Молодой господин осмотрел ряды самых лучших костюмов и заметил, что они превосходного качества, в лучших традициях венецианских карнавалов. Сердце синьора Трезини радостно забилось. Наконец-то появился знаток, разбирающийся в тонкостях карнавальных костюмов. Он спросил, как обращаться к столь дивному клиенту.
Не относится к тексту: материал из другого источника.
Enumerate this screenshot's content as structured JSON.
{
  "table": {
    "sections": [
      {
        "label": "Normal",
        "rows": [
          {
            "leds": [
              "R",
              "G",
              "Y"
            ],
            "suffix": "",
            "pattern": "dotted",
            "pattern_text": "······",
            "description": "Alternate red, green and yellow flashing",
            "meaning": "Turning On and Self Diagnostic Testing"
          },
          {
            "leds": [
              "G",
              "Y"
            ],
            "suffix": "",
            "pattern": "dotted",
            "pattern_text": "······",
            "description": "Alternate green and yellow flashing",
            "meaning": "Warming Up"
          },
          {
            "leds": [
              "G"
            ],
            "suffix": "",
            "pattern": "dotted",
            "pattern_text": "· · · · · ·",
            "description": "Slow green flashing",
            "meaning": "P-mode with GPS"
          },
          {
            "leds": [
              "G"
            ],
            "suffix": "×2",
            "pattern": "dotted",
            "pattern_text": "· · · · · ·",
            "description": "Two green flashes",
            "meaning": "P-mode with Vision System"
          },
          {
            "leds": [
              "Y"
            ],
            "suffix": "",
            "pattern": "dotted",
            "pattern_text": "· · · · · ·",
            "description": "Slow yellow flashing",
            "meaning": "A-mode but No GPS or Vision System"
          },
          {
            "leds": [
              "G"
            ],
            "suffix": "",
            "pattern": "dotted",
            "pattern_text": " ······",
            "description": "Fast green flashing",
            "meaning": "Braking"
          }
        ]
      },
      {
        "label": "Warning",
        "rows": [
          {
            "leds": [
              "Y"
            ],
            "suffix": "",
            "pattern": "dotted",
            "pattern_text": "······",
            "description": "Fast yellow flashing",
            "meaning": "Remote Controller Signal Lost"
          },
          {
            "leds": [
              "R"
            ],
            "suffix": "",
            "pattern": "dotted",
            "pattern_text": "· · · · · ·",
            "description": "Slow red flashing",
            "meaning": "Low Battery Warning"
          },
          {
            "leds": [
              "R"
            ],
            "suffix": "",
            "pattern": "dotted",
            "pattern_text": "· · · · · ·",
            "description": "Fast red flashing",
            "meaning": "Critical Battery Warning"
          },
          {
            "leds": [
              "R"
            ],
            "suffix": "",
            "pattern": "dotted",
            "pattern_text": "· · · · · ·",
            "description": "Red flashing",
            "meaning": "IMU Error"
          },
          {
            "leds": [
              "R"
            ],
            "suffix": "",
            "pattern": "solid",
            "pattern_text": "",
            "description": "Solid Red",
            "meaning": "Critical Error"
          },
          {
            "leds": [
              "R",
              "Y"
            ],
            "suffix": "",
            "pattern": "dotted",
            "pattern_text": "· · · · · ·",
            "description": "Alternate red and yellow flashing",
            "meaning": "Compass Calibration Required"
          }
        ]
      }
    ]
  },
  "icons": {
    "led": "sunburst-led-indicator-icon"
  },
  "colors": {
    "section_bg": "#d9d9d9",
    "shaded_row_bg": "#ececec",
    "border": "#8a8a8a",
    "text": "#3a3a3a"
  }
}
Ему назвали приятную фамилию, не такую русскую, какую синьор Трезини порой не мог выговорить, а почти итальянскую.
– О, синьор Ванзари! – в волнении проговорил он. – Чем я могу быть вам полезен?
– Я пока еще не решил, что выбрать. Быть может, у вас есть альбом?
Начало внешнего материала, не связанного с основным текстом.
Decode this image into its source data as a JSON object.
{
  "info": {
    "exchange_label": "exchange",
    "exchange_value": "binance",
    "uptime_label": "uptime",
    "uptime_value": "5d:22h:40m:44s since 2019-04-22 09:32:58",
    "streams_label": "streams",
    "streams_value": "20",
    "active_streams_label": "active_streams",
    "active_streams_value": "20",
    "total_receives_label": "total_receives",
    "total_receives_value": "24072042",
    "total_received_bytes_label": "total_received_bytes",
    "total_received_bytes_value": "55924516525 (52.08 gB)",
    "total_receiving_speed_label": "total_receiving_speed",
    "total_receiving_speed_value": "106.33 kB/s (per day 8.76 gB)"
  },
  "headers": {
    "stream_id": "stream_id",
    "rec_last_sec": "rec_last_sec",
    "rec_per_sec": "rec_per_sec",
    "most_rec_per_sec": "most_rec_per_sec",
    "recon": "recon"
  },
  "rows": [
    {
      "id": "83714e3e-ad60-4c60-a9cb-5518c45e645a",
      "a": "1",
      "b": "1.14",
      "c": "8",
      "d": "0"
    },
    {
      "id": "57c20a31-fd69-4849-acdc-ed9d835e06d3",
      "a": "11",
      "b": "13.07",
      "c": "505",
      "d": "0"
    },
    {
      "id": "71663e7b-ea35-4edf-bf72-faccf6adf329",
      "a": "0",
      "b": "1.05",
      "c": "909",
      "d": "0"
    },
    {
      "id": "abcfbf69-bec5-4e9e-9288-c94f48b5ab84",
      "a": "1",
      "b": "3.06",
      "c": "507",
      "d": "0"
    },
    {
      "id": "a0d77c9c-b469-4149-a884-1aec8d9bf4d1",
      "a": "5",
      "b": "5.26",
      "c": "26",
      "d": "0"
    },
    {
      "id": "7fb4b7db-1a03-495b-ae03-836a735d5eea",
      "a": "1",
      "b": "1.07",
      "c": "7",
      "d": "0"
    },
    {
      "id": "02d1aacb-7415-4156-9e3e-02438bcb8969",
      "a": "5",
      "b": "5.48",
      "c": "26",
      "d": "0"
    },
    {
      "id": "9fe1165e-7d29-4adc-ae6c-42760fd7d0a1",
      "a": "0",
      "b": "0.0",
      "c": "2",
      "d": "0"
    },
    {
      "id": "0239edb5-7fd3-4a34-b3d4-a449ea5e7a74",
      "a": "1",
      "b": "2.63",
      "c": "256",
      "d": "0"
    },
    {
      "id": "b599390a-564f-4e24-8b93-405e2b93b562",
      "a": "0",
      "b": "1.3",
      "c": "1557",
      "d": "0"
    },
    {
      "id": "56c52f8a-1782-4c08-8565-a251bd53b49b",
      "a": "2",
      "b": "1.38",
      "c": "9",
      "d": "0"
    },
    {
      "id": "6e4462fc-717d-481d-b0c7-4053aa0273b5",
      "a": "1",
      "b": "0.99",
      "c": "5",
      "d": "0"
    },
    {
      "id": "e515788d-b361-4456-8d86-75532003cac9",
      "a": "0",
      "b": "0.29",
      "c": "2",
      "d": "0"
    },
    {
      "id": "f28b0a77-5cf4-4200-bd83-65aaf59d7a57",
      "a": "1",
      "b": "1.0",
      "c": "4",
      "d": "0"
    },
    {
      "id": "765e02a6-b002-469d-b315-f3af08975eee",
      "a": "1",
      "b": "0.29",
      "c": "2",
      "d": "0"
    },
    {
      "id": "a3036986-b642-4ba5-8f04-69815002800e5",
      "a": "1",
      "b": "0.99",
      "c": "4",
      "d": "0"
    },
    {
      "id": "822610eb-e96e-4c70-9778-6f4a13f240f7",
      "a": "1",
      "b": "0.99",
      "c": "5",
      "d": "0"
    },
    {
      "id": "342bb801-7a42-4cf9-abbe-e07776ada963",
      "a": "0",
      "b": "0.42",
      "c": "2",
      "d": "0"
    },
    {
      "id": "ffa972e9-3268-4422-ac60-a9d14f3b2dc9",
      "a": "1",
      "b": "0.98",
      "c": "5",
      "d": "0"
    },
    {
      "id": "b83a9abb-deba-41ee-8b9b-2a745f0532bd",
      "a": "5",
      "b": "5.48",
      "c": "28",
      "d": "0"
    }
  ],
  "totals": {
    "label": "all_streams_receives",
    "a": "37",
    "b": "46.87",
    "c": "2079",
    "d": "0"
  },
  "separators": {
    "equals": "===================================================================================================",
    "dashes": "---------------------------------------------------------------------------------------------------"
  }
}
Для такого клиента ничего не жалко! Синьор Трезини выложил на прилавок папку, в которой были собраны эскизы его коллекции. Господин листал ее с интересом, отпуская точные и верные замечания. Наконец ему попалась гравюра с классическим глухим плащом, tricorno и маской bauta, какой можно пугать детей: с вытянутым вперед острым подбородком, крючковатым носом и пустыми круглыми глазницами.
– Великолепно! – сказал синьор Ванзари, постукивая пальцем по рисунку. – Это то, что мне нужно. Могу взглянуть?
Синьор Трезини выразил глубочайшее сожаление: как раз этот костюм у него не так давно взяли. Но он немедленно подберет ничуть не хуже, с масками gatto, volto или с поистине ужасной Medico della Peste, какую так любят мужчины по причине ее ужасности.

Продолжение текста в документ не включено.